Politische Parteien müssen sich auch mit Menschen mit Behinderungen austauschen, um ihre Bedürfnisse zu verstehen. Behinderungsthemen sollten in ihre wichtigsten Politiken aufgenommen werden, mit spezifischen Verpflichtungen zur Barrierefreiheit und einer klaren Strategie für Inklusion.
Parteien sollten mehr Möglichkeiten zur Teilnahme von Menschen mit Behinderungen schaffen. Es gibt immer noch zu wenige Kandidat*innen mit Behinderungen, trotz ihrer großen Fähigkeiten, Potenziale und Zahlen. Gezielte Mobilisierung von Menschen mit Behinderungen, um sich den Regierungsstrukturen politischer Parteien anzuschließen und als Kandidaten zu kandidieren, unterstützt auch inklusive Wahlen und eine gerechtere Gesellschaft.
3. Barrierefreier Zugang am Wahltag
Unzugängliche Wahllokale und Materialien können Menschen mit Behinderungen davon abhalten, an Wahlen teilzunehmen.

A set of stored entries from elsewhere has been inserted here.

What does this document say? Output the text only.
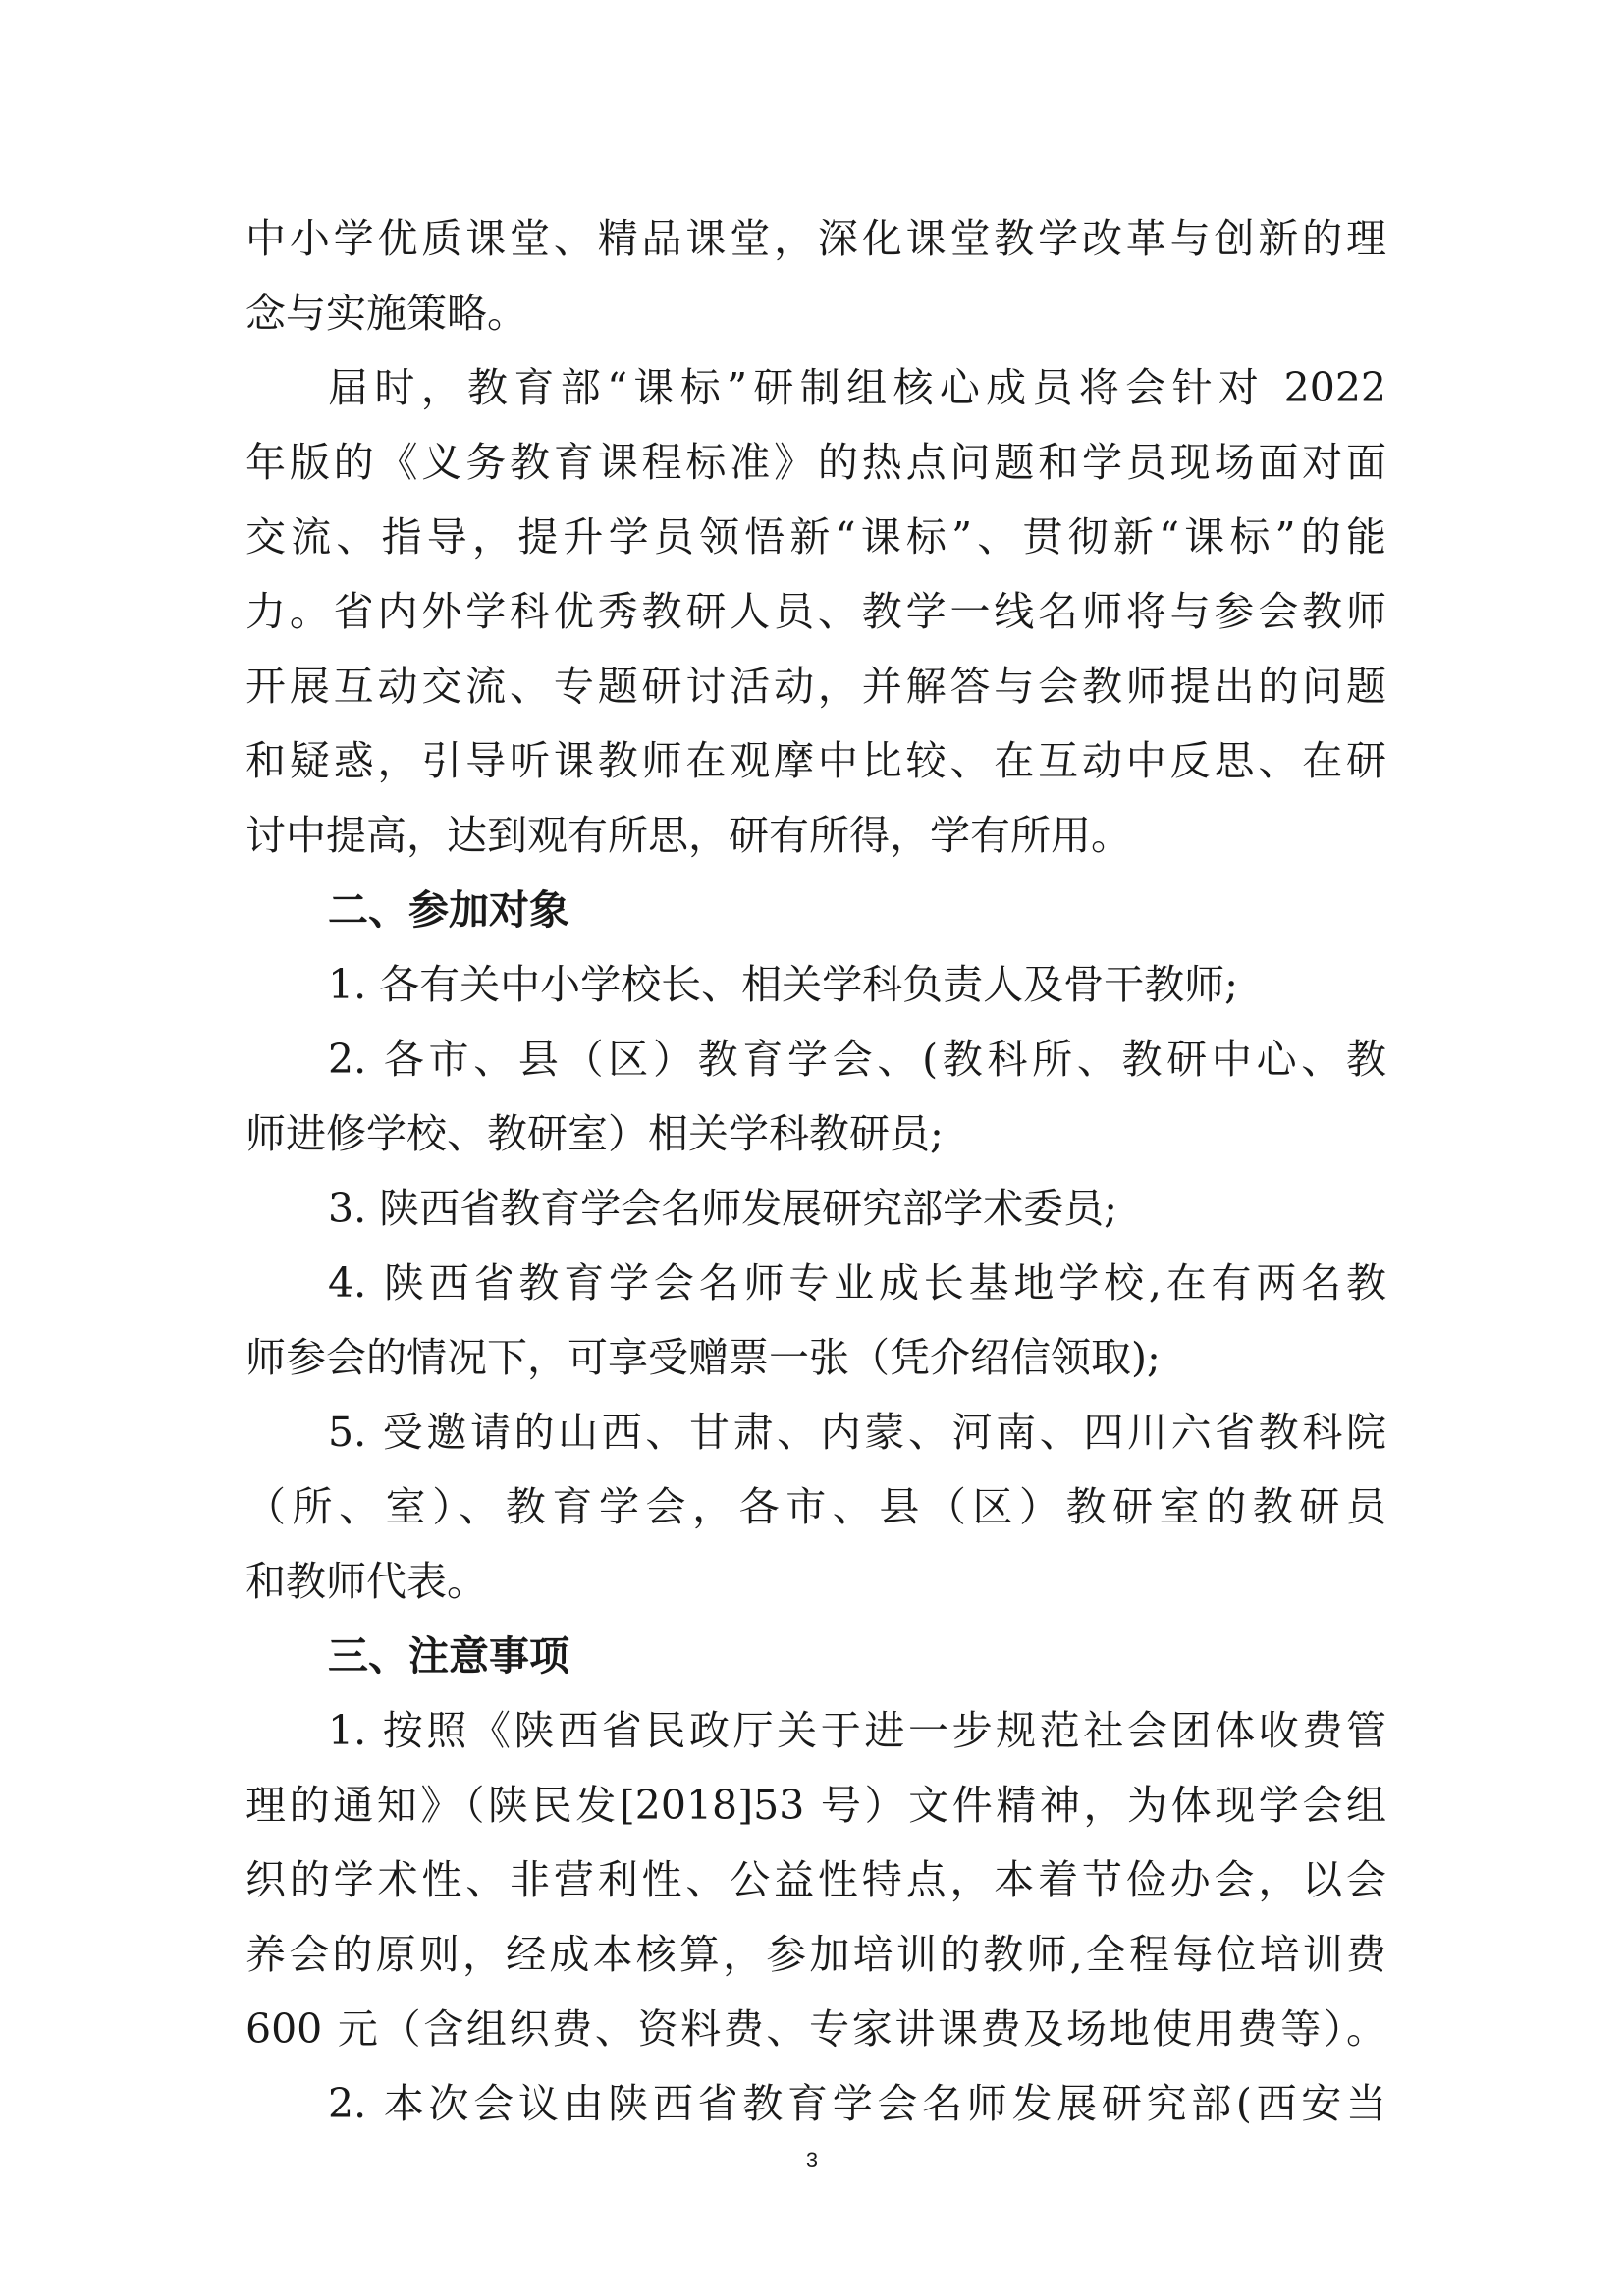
中小学优质课堂、精品课堂，深化课堂教学改革与创新的理
念与实施策略。
届时，教育部“课标”研制组核心成员将会针对 2022
年版的《义务教育课程标准》的热点问题和学员现场面对面
交流、指导，提升学员领悟新“课标”、贯彻新“课标”的能
力。省内外学科优秀教研人员、教学一线名师将与参会教师
开展互动交流、专题研讨活动，并解答与会教师提出的问题
和疑惑，引导听课教师在观摩中比较、在互动中反思、在研
讨中提高，达到观有所思，研有所得，学有所用。
二、参加对象
1. 各有关中小学校长、相关学科负责人及骨干教师;
2. 各市、县（区）教育学会、(教科所、教研中心、教
师进修学校、教研室）相关学科教研员;
3. 陕西省教育学会名师发展研究部学术委员;
4. 陕西省教育学会名师专业成长基地学校,在有两名教
师参会的情况下，可享受赠票一张（凭介绍信领取);
5. 受邀请的山西、甘肃、内蒙、河南、四川六省教科院
（所、室）、教育学会，各市、县（区）教研室的教研员
和教师代表。
三、注意事项
1. 按照《陕西省民政厅关于进一步规范社会团体收费管
理的通知》（陕民发[2018]53 号）文件精神，为体现学会组
织的学术性、非营利性、公益性特点，本着节俭办会，以会
养会的原则，经成本核算，参加培训的教师,全程每位培训费
600 元（含组织费、资料费、专家讲课费及场地使用费等）。
2. 本次会议由陕西省教育学会名师发展研究部(西安当
3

Wahlbehörden können proaktive Schritte unternehmen, um Barrieren zu beseitigen und angemessene Vorkehrungen zu treffen. Dazu gehören:
- Angepasste Stimmzettel: Alle Wahlmaterialien sollten in zugänglichen Formaten sein, einschließlich großer Texte und, wo möglich, in Braille.
- Ausgebildete Wahlbeamte/(freiwillige) Wahlhelfer: Wahlhelfer sollten in Inklusion von Menschen mit Behinderungen geschult werden. Der Fokus sollte darauf liegen, wie man mit Menschen mit Behinderungen, einschließlich gehörlosen oder schwerhörigen Menschen, kommuniziert und wie man Unterstützung bietet, wenn nötig.
- Zugängliche Wahllokale: Wahllokale sollten deutlich markiert und barrierefrei sein, einschließlich Rampenzugang für Rollstuhlfahrer und ausreichender Sitzgelegenheiten für Menschen mit körperlichen Behinderungen.
- Angepasste Wahlkabinen und Wahlurnen: Kabinen sollten frei von Hindernissen sein. Wahlurnen sollten in einer Höhe sein, die für Menschen kleiner Statur und Rollstuhlfahrer erreichbar ist.
- Alternative Wahlmethoden: Zum Beispiel die Möglichkeit zur frühen Briefwahl und Initiativen wie „fliegende Wahlkabinen“.
4. Inklusion überwachen
Wahlbeobachter haben die Verantwortung, sicherzustellen, dass eine Wahl frei und fair ist. Sie haben auch die Pflicht, den Prozess auf Inklusion von Menschen mit Behinderungen zu überprüfen und sicherzustellen, dass alle gleichberechtigten Zugang zum Wählen haben.
Wahlbehörden sollten mit Interessenvertretungsorganisationen und OPDs zusammenarbeiten, um ihre Bewertungsinstrumente zu überprüfen und anzupassen. Zum Beispiel sollten sie Wahllokale auf Barrierefreiheit überwachen, Quotensysteme einhalten und Wähler*innen mit Behinderungen befragen, um Feedback zu ihren Erfahrungen zu sammeln.
5. Inklusive Informationen nach der Wahl
Nach der Wahl ist es entscheidend, dass die Wahlergebnisse für alle vollständig zugänglich sind und die offizielle Webseite der Wahlkommission, die die Ergebnisse berichtet, barrierefrei ist.
Journalisten haben auch die Verantwortung sicherzustellen, dass ihre Medienberichte über die Wahl inklusiv und zugänglich für Menschen mit Behinderungen sind.
Der Kontakt zu gewählten Vertretern sollte ebenfalls in barrierefrei zugänglichen Formaten möglich sein. Menschen mit Behinderungen haben das gleiche Recht wie alle anderen, mit ihren Abgeordneten zu kommunizieren und sie zur Rechenschaft zu ziehen.